Piano Concerto for Left Hand and Orchestra: Hymn · Ned Rorem · Andre Previn · Symphony Orchestra of the Curtis. Institute of Music

This morning as I enjoyed my café al fresco per usual, I began rereading Gary Graffman’s memoir, “I Really Should Be Practicing.” I read it high school many years ago and it’s still a page turner. The beginning includes many anecdotes about iconic teachers and students, and I began to ponder my own thoughts for my students for this last week of classes. I think we are all a little grateful for the semester to end for a number of reasons, especially for a bit of a mental break from all the problem solving. Not to mention the squinting at blurry images on a screen, cramping into position to stay on camera, listening through the compressed garble of tones to hear just a bit of articulation before the bandwidth got too low to be useful…thank goodness for paper books and fresh air! But I digress. While I was reading, I started writing this letter in my head. As my mental scribe worked, I realized I was writing something long enough to go into that “TOO LONG - IGNORE” box in the students’ email. I also realized I was writing a little encouragement to myself as I pondered the long expanse of summer ahead, so I kept going. Who knows what the future will hold? Well, at least one thing in particular…

Dear Students,

First, I want to congratulate you for getting through what I can only imagine has been one of the most bizarre periods of your life (or perhaps not, for some of you). This semester has brought new opportunities for learning and growth that you surely could not have imagine beforehand. It has also brought a great amount of destabilization and uncertainty which we all deal with different ways, both successfully and unsuccessfully.

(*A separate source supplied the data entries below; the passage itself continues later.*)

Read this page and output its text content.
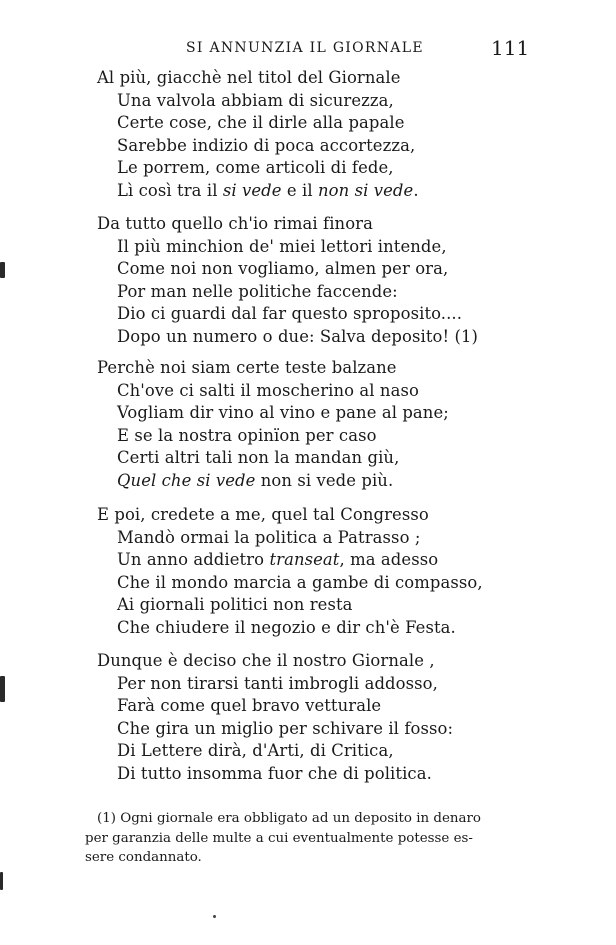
SI ANNUNZIA IL GIORNALE	111
Al più, giacchè nel titol del Giornale
Una valvola abbiam di sicurezza,
Certe cose, che il dirle alla papale
Sarebbe indizio di poca accortezza,
Le porrem, come articoli di fede,
Lì così tra il si vede e il non si vede.
Da tutto quello ch'io rimai finora
Il più minchion de' miei lettori intende,
Come noi non vogliamo, almen per ora,
Por man nelle politiche faccende:
Dio ci guardi dal far questo sproposito....
Dopo un numero o due: Salva deposito! (1)
Perchè noi siam certe teste balzane
Ch'ove ci salti il moscherino al naso
Vogliam dir vino al vino e pane al pane;
E se la nostra opinïon per caso
Certi altri tali non la mandan giù,
Quel che si vede non si vede più.
E poi, credete a me, quel tal Congresso
Mandò ormai la politica a Patrasso ;
Un anno addietro transeat, ma adesso
Che il mondo marcia a gambe di compasso,
Ai giornali politici non resta
Che chiudere il negozio e dir ch'è Festa.
Dunque è deciso che il nostro Giornale ,
Per non tirarsi tanti imbrogli addosso,
Farà come quel bravo vetturale
Che gira un miglio per schivare il fosso:
Di Lettere dirà, d'Arti, di Critica,
Di tutto insomma fuor che di politica.
(1) Ogni giornale era obbligato ad un deposito in denaro
per garanzia delle multe a cui eventualmente potesse es-
sere condannato.
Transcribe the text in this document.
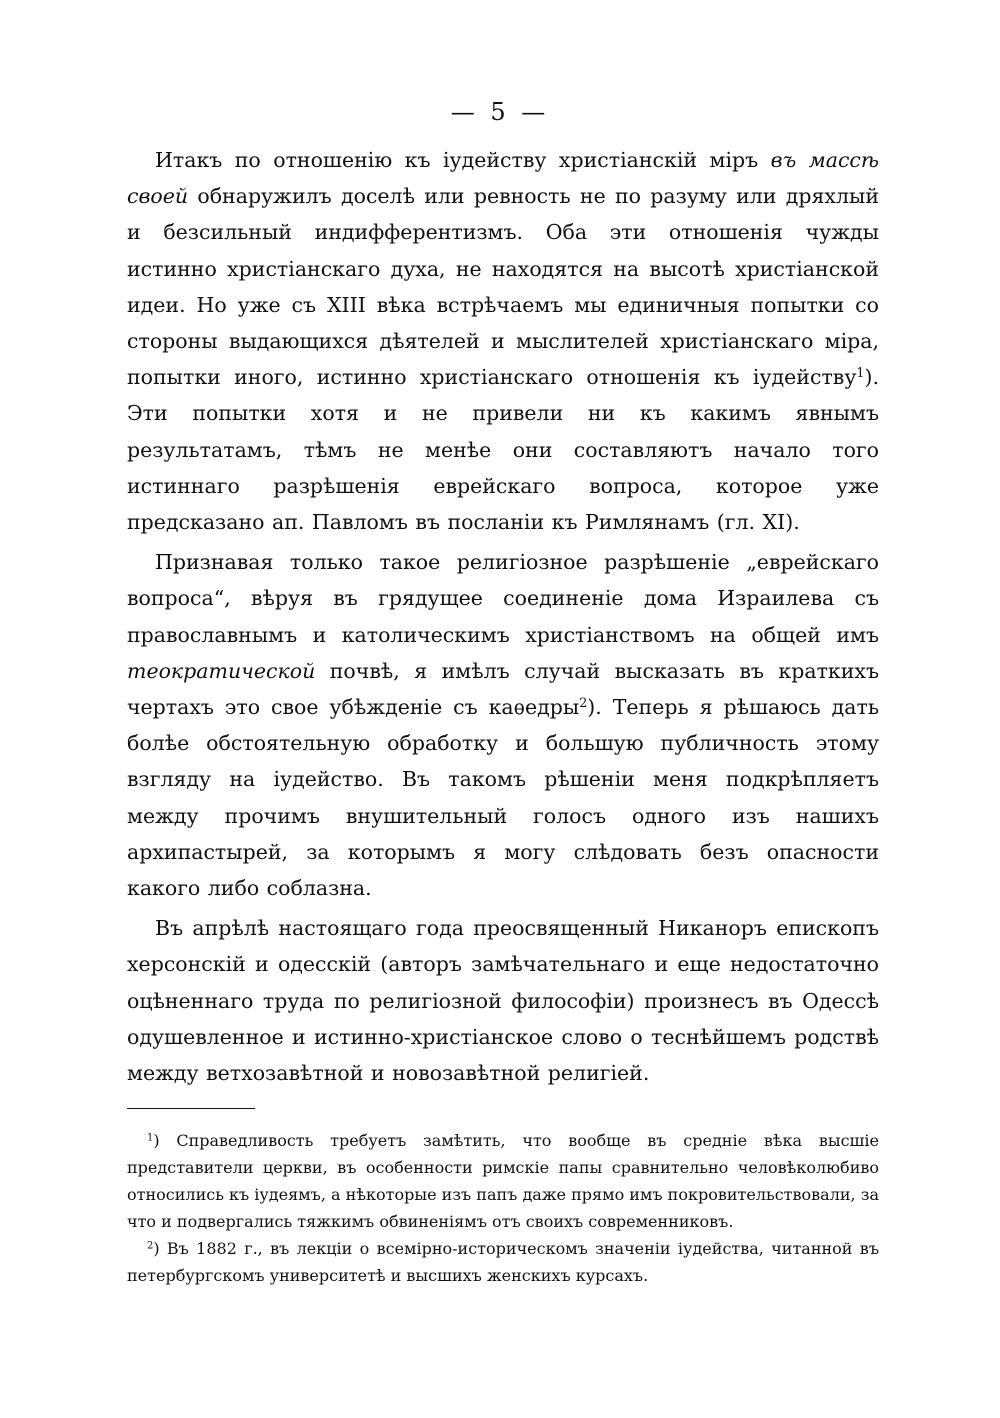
— 5 —

Итакъ по отношенію къ іудейству христіанскій міръ въ массѣ своей обнаружилъ доселѣ или ревность не по разуму или дряхлый и безсильный индифферентизмъ. Оба эти отношенія чужды истинно христіанскаго духа, не находятся на высотѣ христіанской идеи. Но уже съ XIII вѣка встрѣчаемъ мы единичныя попытки со стороны выдающихся дѣятелей и мыслителей христіанскаго міра, попытки иного, истинно христіанскаго отношенія къ іудейству$^1$). Эти попытки хотя и не привели ни къ какимъ явнымъ результатамъ, тѣмъ не менѣе они составляютъ начало того истиннаго разрѣшенія еврейскаго вопроса, которое уже предсказано ап. Павломъ въ посланіи къ Римлянамъ (гл. XI).

Признавая только такое религіозное разрѣшеніе „еврейскаго вопроса“, вѣруя въ грядущее соединеніе дома Израилева съ православнымъ и католическимъ христіанствомъ на общей имъ теократической почвѣ, я имѣлъ случай высказать въ краткихъ чертахъ это свое убѣжденіе съ каѳедры$^2$). Теперь я рѣшаюсь дать болѣе обстоятельную обработку и большую публичность этому взгляду на іудейство. Въ такомъ рѣшеніи меня подкрѣпляетъ между прочимъ внушительный голосъ одного изъ нашихъ архипастырей, за которымъ я могу слѣдовать безъ опасности какого либо соблазна.

Въ апрѣлѣ настоящаго года преосвященный Никаноръ епископъ херсонскій и одесскій (авторъ замѣчательнаго и еще недостаточно оцѣненнаго труда по религіозной философіи) произнесъ въ Одессѣ одушевленное и истинно-христіанское слово о теснѣйшемъ родствѣ между ветхозавѣтной и новозавѣтной религіей.

$^1$) Справедливость требуетъ замѣтить, что вообще въ средніе вѣка высшіе представители церкви, въ особенности римскіе папы сравнительно человѣколюбиво относились къ іудеямъ, а нѣкоторые изъ папъ даже прямо имъ покровительствовали, за что и подвергались тяжкимъ обвиненіямъ отъ своихъ современниковъ.

$^2$) Въ 1882 г., въ лекціи о всемірно-историческомъ значеніи іудейства, читанной въ петербургскомъ университетѣ и высшихъ женскихъ курсахъ.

As you prepare to finish the semester and “leave campus,” I have one important bit of advice for you: practice. I don’t say this as the cruel taskmistress some of you may think I am or as someone who can’t seem to find anything else to do with their life except sit in front of their instrument. I say this because the precious time you spend alone with that beast you are trying to tame is perhaps one of the most sacred bits of time you will have on this earth – a microcosm of mental and spiritual growth one moment juxtaposed with a cataclysm of mind-numbing inertia and failure the next. There is little more important in your life as an artist than that time spent pondering and discovering the depths and heights of consonance, dissonance, technical challenge, and emotional affect. And all those times of frustration when the notes won’t fall, when your mind won’t focus, when it was there yesterday but today it’s gone – they are the foundation of what makes you successful when you sit on that bench in front of the faceless mob of ears beyond the stage. Remember those times when you sit in defeat before the instrument staring at the wall (but probably your phone) or, if you’re lucky, out a window looking at nothing in particular wondering if “this is ever going to work”. All those long, interminable moments…they eventually do end. The long stages of lack of production when you just can’t get through that piece…they eventually do end. Not because you gave up, but because you didn’t. Because you kept going to find a solution, or you kept banging your head against the wall (never the instrument!) until you decided that you’d come at it again a little later, a little bit fresher.

No matter what is going on out in the world, this sacred time of practice is still important. “Why?” you ask. “The world is falling apart at our feet – what is the point?” It’s BECAUSE the world is falling apart at our feet. When the foundations of all we have are shaken – or gone – we need to remember why we are here in the first place. If you’ve practiced long enough (you’ll know what that means eventually), if you’ve performed enough, if you’ve taught enough, and if you’ve shared enough music with others you eventually come to realize that the point of the music is not about what comes out of the instrument or how it makes you feel as a performer or as a listener. The point is the inexplicable journey to that inexplicable place where the music lives and how you communicate that journey when you share it to others. It will mean something completely different to them as they see it from their own perspective, and that is why we do it. We share this Thing with them – this Journey, this important bit of navigation – so that they can find their own way to wherever they are going. Even when the world is falling apart.

And if you haven’t figured it out yet, I’ll give you a freebie – the beast I mentioned at the beginning is not the instrument. The beast is you. All those hours of discipline, distraction, and development shape musical phrases and structures and harmonies but, more importantly, shape you as a human being. How you treat yourself and your instrument during that time should be a mirror of who you are and how you treat the rest of your world. If not, you’re not being very honest with yourself as an artist.

So - go practice. It doesn’t matter if your recital is cancelled or you have no foreseeable goal. That’s not the point. The point of the goal is to get you to move – to get you to start or continue on that journey. And if you’re not moving, then, well, you’re going to miss out on some pretty interesting things.